If you’re in a stranger’s home and make predictions that come true—stay sober. Review of the Night Gallery story “Marmalade Wine” is here.
“Marmalade Wine” **
Teleplay by Jerrold Freedman, Story by Joan Aiken
Directed by Jerrold Freedman
Robert Morse as Roger Blacker
Rudy Vallee as Dr. Francis Deeking
Robert Morse (still active today in his 80s on Mad Men) and Rudy Vallee, who had previously had a triumphant run together on Broadway in How to Succeed in Business Without Really Trying, are reunited here in a story of a wandering amateur photographer, Roger Blacker (Morse), who winds up lost in a rainstorm and finds refuge at the home of Francis Deeking (Vallee), a well-known surgeon, now retired.
Deeking, who lives alone in a seemingly remote location (the sets here are the high point of the segment, there is a completely black backdrop with most of the stage furniture and props in white, creating a bizarre, futuristic stage-like atmosphere), is more than happy for the company and serves his guest glass after glass of marmalade wine.
Blacker has read about Dr. Deeking, recalling that he was famous for giving breast implants to Hollywood starlets. He also has another recollection of something peculiar about him which he can’t quite summon.

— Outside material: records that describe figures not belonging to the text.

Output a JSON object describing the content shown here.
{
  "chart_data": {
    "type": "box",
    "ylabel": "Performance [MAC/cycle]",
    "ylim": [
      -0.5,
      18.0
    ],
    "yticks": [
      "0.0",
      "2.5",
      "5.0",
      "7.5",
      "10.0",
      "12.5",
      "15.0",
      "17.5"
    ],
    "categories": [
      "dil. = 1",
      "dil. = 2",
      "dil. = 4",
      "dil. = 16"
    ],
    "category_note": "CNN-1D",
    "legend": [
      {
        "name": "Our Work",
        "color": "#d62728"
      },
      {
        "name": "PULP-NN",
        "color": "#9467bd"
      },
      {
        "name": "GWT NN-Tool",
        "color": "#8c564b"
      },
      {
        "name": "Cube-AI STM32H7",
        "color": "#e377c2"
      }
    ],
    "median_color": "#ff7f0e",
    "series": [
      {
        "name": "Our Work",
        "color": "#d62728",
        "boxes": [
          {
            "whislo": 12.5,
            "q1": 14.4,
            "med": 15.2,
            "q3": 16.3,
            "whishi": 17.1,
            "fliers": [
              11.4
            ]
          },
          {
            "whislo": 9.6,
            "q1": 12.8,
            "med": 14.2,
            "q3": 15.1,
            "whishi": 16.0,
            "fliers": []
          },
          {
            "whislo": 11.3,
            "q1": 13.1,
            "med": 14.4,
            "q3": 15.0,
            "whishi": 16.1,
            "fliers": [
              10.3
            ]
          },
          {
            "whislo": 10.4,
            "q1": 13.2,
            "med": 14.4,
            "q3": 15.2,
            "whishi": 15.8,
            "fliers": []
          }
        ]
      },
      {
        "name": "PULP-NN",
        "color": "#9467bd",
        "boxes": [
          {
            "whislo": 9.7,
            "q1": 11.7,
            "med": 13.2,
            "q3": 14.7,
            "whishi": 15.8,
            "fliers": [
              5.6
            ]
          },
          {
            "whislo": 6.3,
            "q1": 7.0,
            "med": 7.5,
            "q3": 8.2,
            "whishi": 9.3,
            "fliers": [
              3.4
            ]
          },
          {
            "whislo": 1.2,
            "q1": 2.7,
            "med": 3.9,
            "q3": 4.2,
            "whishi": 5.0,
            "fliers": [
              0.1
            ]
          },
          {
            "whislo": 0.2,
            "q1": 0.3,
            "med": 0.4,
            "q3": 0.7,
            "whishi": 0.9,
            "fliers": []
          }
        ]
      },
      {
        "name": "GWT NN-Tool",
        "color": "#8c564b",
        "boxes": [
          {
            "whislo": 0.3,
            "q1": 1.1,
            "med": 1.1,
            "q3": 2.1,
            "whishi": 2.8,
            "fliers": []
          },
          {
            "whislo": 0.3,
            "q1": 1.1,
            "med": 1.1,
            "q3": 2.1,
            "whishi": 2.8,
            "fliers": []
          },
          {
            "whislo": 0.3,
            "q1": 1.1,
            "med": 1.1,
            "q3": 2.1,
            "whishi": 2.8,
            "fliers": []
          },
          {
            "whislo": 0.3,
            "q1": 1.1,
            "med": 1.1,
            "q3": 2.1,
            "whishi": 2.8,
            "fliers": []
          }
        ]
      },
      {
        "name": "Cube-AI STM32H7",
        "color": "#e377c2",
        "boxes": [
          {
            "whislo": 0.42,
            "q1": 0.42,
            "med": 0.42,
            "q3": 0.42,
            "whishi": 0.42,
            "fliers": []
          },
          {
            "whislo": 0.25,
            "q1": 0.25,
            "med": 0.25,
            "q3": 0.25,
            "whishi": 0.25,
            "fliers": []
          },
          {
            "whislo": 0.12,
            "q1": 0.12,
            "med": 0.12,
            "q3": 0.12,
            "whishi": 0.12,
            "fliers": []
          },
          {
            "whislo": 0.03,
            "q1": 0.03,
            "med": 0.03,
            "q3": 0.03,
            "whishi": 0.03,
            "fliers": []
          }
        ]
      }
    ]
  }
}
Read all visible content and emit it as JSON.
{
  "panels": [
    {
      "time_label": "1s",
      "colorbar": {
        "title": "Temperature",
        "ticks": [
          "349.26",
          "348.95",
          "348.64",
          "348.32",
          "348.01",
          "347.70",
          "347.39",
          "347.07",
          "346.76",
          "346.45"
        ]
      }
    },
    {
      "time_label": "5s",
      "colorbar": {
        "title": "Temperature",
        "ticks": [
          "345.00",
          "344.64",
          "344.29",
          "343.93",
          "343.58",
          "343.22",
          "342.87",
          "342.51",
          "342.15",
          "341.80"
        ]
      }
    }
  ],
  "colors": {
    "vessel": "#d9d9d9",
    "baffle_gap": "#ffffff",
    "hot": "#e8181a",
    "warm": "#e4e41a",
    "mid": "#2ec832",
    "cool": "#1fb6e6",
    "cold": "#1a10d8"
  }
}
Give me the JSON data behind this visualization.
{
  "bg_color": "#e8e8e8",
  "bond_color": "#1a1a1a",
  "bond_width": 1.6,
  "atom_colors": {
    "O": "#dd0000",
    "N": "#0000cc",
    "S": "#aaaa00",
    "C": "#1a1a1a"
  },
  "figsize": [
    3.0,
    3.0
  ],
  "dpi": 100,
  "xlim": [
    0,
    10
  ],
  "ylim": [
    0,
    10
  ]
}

Perhaps seeking to impress his host, Blacker begins with small fibs such as that he is employed as a photographer by Life magazine. As the wine gradually has a greater influence, his lies become bigger and he tells the doctor that he has the “unique attribute of being able to foretell the future,” telling Deeking the outcome of a horse race and an election result for that day.
He falls asleep, drunk, and when he awakens the next morning, the doctor tells him he was correct about both predictions. Stunned, Blacker admits that his talent at predictions was all a bluff and that these were mere coincidences.
The doctor doesn’t believe him or care and asks him to predict some stock positions. Finally, Blacker realizes that the doctor had “flipped his lid, not allowed to practice medicine anymore,” and tries to scramble out of bed to leave.
Too late for that. Blacker finds he is chained to the bed and the doctor tells him in the grisly finale, “Don’t worry, you’ll be very happy here. While you were asleep, I took the liberty of amputating your feet. “
This is a mid-length segment (about twelve minutes) and it falls between black comic vignette and something more substantial, ultimately unsatisfying. Robert Morse plays it oddly reserved and reticent before he has too much to drink. Vallee is better as the overly gracious but ultimately mad host. They purportedly had great chemistry when they worked together on Broadway; it’s not much in evidence here.